As I left my office this evening I saw with apprehension three sinister dark helicopter gunships patrolling low over Islamabad. I wondered who they were protecting. Then I realised that a murderer, in fact a mass murderer, will be in town tomorrow. But the helicopters were not there to protect the people of Islamabad from this murderer but they were there to protect the murderer from the wrath of the people of the world.
Tomorrow the most hated man in the world will be in town and will be welcomed by our President. Mush and Bush make a fine pair. Before Bush left Washington he said that he would ask Musharraf to close down terrorist camps in Pakistan. I wonder if our general will ask Bush to close down the biggest terror camp of them all, Guantanomo, where the terrorists are the US Army personnel who perform torture on the inmates. But why should he? He is after all implicated in these crimes against humanity. He and his Foreign Minister proudly proclaim that they are in the frontlines of the war against terror and that they have handed over more than 700 suspected Al-Qaeda terrorists to the US which incarcerates them illegally without trial and without recourse to any legal system in Guantanomo.
By their own words they admit that they have done illegal actions; midnight arrests of Pakistanis and foreigners and bundling into secret CIA flights without due process of law in front of Pakistani courts.

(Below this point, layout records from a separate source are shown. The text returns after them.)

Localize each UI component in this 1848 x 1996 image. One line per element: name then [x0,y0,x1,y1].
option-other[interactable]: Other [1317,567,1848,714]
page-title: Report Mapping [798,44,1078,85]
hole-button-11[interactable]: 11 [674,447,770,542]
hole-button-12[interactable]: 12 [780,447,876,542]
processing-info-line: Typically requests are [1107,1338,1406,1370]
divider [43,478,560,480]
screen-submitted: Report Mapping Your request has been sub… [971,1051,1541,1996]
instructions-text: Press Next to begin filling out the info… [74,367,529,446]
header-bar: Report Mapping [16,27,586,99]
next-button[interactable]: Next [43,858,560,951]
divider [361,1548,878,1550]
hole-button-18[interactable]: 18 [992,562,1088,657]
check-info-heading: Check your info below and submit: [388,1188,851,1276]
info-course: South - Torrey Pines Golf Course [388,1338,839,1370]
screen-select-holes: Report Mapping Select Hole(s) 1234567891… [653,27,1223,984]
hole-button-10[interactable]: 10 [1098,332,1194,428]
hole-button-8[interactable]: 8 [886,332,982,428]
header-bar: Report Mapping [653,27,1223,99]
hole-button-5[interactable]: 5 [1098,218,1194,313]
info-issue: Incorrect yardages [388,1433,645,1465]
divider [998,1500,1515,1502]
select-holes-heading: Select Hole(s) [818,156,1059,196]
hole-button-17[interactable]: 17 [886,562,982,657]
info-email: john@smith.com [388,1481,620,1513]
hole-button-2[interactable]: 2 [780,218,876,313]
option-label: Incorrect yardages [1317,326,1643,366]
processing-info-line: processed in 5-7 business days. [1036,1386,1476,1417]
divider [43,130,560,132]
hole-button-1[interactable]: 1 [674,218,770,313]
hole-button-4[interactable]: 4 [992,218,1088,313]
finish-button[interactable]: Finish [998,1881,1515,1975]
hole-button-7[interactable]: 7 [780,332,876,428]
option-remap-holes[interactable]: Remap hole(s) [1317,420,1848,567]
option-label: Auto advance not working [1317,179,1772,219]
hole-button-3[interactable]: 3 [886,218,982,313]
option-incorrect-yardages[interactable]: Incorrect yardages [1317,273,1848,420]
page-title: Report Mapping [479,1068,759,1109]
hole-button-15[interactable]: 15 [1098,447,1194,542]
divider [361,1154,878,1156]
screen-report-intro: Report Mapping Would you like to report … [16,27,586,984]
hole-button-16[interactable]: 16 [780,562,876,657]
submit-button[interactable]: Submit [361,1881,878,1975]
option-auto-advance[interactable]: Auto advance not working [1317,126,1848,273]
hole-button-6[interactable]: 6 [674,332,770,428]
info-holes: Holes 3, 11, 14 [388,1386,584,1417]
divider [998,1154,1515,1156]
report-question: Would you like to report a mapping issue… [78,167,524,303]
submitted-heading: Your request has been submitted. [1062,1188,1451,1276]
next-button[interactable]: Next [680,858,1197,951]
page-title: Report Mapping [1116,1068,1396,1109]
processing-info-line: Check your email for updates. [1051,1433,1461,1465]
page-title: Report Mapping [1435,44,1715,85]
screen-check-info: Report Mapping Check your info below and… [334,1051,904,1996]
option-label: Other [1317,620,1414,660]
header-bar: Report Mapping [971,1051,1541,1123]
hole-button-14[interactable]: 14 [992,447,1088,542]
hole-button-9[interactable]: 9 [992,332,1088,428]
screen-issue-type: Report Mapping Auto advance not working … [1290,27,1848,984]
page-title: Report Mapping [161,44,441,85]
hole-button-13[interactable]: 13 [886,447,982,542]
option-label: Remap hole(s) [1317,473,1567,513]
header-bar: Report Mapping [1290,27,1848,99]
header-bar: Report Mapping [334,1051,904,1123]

So how can they protest? They are themselves complicit in these crimes against humanity, let alone the violation of the Pakistani constitution and Pakistani laws. But when did violation of the constitution or the law ever matter to the various generals who have run the country? Why should our good general protest about people illegally locked away in far Guantanomo?
We have our own mini-Guantanomos right here in our own backyard. We have our own illegalities. According to the Human Rights Commission of Pakistan hundreds of Pakistanis have disappeared in the last few years. They have been picked up by intelligence agencies and never heard of again. Are they being tortured? Are they dead? No answers are forthcoming. In the name of fighting Al-Qaeda Pakistani villages have been bombed not only by the Pakistan army but by the US and many Pakistani civilians, including women and children, have been killed.
Tomorrow there will be in Islamabad a man whose hands are covered in the blood of the innocents massacred in Afghanistan, in Rafah, Jenin, Jabaliya, Gaza, Najaf, Fallujah, Samarrah, etc. The killing in Iraq continues. Not content with creating chaos in Iraq with a daily death toll of more than a hundred, Bush is now intent on attacking Iran. He is not only a murderer but a pyrotechnician. Nero does not hold a candle to him Nero was content to see Rome burn but this madman wants to see the whole of the Middle East burn.
Arundhati Roy in an excellent article in the Guardian today (1 March) said that Bush is not welcome in India. Equally he is not welcome in Pakistan. If it wasn't for the complete security blockade of Islamabad and if there was democracy (that so much abused concept) and freedom of assembly in Pakistan, Bush would be welcomed by demonstrations against his policies in the US and worldwide. There is no country in the world, outside the United States, where he can move freely and where he will not face demonstrations. However much his security detail and his ever-obliging hosts try to shield him, he knows that he is an unwelcome guest wherever he goes.